Together, these two lemmas go by the shortened names "progress" and "preservation". Let’s examine the consequences of these two lemmas. The progress lemma tells us that our small-step program step never has runtime errors for well-typed programs. But, we aren’t done: a small-step interpreter works by repeatedly calling step until a fixed point is reached. To ensure that this interpreter is well-behaved, we need to ensure that stepping a term doesn’t change its type: this is ensured by the preservation lemma. So, together, these two lemmas ensure that our small-step interpreter never encounters runtime errors.
9.1.2 Proof of Progress
Let’s see an example of why one of these two lemmas is true: we will prove the progress lemma correct. Our argument will be by induction on the typing derivation tree of \vdash e : \tau.
The (T-Num) casee Suppose \dfrac{~}{\vdash e : \texttt{Num}}~\text{(T-Num)}
In this case, we know that e is value and by the (E-Num) rule must step to itself.
The (T-Lam) case. Suppose \dfrac{\Gamma, x : \tau_1 \vdash e : \tau_2}{\vdash \lambda x : \tau_1 . e : \tau_1 \rightarrow \tau_2}~\text{(T-Lam)}.
Once again this case is straightforward, since lambdas are values.
The (T-Var) case. The assumption of the progress lemma says that e is well-typed in the empty environment, so we cannot encounter the (T-Var) case, since this would not be well-typed in the empty environment.
The (T-App) case. Suppose \dfrac{ \vdash e_1 : \tau_1 \rightarrow \tau_2 \qquad \vdash e_2 : \tau_1} {\vdash e_1 ~ e_2 : \tau_2}~\text{(T-App)}.
Then, by our inductive hypothesis, we are in one of three cases:Both e_1 and e_2 are values. By the well-typedness of of the application, we know that e_1 must be a lambda abstraction (this fact is often called the canonical forms property) and e_2 must be a valid argument, so we can apply the the (E-Beta) rule to take a step.
e_1 is a value but e_2 isn’t. Then, (E-App2) applies to take a step.
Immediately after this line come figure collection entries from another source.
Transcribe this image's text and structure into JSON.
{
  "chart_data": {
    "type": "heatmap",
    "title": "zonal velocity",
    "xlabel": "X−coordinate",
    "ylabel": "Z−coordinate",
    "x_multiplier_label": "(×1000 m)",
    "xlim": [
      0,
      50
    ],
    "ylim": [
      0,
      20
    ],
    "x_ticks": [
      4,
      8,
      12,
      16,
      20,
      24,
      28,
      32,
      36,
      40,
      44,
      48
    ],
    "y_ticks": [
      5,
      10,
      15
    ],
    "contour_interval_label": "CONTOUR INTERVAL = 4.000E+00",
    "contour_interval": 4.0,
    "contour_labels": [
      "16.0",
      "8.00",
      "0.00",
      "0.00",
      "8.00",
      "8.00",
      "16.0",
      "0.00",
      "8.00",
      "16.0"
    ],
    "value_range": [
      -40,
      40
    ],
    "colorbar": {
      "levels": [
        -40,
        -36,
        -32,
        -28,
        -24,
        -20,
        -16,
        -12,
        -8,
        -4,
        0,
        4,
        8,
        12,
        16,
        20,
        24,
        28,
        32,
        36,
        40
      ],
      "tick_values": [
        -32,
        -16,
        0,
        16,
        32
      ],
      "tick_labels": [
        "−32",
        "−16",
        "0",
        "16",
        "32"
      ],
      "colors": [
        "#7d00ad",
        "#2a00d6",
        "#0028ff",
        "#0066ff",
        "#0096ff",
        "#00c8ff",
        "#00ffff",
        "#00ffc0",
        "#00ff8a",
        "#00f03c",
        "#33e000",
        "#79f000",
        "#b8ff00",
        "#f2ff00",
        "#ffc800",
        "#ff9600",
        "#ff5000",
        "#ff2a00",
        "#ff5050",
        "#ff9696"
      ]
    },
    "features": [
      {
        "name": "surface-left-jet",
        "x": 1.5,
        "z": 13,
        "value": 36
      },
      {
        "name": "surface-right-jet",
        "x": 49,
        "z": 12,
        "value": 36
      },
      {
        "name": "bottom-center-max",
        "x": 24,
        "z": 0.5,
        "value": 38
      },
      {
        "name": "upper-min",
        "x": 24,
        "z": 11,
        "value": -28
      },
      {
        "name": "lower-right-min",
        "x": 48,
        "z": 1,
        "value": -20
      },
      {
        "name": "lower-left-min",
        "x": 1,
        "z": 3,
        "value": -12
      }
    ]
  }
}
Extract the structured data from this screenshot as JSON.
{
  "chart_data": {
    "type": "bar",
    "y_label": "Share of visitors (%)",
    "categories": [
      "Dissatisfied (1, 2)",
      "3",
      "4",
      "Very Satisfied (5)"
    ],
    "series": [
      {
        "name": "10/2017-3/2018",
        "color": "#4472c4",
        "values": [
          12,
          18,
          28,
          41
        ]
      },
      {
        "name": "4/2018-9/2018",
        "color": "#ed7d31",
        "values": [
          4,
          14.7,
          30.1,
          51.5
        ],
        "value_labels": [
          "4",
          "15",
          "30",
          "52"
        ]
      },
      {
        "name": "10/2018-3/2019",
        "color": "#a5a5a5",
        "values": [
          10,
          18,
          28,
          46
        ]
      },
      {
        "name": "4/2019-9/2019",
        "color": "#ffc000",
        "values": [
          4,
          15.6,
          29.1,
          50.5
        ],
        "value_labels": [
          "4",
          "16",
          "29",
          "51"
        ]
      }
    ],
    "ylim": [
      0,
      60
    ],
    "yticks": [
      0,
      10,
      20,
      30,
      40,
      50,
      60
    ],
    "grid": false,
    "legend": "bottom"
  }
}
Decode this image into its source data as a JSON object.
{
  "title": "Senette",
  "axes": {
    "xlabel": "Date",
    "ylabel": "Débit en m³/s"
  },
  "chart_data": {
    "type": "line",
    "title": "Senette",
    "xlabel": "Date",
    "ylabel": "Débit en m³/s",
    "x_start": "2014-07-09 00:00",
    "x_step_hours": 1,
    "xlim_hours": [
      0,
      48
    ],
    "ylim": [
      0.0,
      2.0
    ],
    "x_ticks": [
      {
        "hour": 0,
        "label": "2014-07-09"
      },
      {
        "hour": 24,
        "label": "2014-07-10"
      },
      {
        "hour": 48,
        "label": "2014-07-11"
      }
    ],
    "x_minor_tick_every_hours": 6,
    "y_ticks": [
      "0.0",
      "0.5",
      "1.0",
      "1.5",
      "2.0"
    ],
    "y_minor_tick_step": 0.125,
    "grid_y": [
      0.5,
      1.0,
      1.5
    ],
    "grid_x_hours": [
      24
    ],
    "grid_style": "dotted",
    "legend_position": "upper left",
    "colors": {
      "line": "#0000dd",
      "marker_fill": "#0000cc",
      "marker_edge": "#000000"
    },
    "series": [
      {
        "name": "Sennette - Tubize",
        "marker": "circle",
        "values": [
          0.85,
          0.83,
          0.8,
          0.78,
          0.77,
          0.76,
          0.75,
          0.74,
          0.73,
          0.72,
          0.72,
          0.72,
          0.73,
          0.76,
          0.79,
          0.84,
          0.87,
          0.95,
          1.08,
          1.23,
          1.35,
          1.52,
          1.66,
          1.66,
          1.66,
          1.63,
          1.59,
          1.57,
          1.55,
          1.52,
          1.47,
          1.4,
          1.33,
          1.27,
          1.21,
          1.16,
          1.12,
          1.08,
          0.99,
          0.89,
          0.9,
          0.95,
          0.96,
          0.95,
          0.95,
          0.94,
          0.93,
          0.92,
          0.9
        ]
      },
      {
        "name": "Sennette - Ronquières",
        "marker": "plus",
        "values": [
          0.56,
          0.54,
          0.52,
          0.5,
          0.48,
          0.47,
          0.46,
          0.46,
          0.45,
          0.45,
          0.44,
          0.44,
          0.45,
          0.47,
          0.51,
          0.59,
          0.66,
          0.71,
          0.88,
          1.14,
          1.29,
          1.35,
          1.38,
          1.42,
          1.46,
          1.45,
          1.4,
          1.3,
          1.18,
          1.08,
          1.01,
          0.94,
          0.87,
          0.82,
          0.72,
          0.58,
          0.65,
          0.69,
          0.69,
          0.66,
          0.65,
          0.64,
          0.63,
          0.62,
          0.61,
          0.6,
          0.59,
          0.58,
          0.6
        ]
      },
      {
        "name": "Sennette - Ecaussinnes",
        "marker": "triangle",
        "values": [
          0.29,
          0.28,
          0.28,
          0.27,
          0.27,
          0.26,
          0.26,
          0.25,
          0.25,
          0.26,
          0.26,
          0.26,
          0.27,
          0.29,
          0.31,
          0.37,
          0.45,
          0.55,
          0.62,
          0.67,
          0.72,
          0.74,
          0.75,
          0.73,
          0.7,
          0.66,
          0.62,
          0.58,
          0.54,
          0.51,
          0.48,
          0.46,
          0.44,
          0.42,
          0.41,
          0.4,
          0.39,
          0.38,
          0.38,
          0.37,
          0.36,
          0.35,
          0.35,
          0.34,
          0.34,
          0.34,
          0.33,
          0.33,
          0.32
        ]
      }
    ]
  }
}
e_1 can take a step. Then, (E-App1) applies to take a step.
Type soundness isn’t everything. There are many widely-used type systems in the wild today that are not type sound, including TypeScript and Java. Nonetheless, type soundness has proven to be a useful "north star" for type systems and has been influential in designing practical type systems.
9.2 Towards Normalization of STLC
Last lecture we saw that we could not find a type for the self-application function \omega = \lambda x . x ~ x. This was interesting, but it left open the question: is there some term that may run forever in the lambda calculus? Here we will explore this question in a bit more detail, and see a formal argument for why all simply-typed lambda calculus programs terminate.
9.2.1 A Failed Argument
This section is based off of these lectures from Amal Ahmed and Chapter 12 of Types and Programming Languages.
Theorem (Normalization): For any well-typed STLC program e, there exists some value v such that e runs to v, i.e. e \rightarrow^* v.
A way you might try to prove this is by performing induction on the abstract syntax, just like how we proved termination of IfLang. This argument breaks down into the following cases:
e is a number n or lambda \lambda x . e. In both of these cases, e is a value, so it steps to itself and our theorem holds.
e is an application (e_1 ~ e_2). Our inductive hypothesis tells us that e_2 runs to some value v_2. By the assumption that e is well-typed and our inductive hypothesis, it follows that e_1 \rightarrow^* \lambda x . e_b. So, we can apply (E-Beta) to show that e \rightarrow^* e_b[x \mapsto v_2]. However, now we are stuck; our inductive hypothesis does not tell us anything about how e_b[x \mapsto v_2] behaves and whether or not there is something that it can step to, because it is not necessarily the case that e_b[x \mapsto v_2] is a subterm of e.
We will return to the challenge of proving normalization of STLC later if there is time (or, I will add some notes on it if there is no time to go over it in class). Nonetheless, this incomplete proof is a critical step on the path to understanding normalization, and is also an interesting example of a proof by induction failing because the induction hypothesis is not strong enough to conclude that the theorem holds.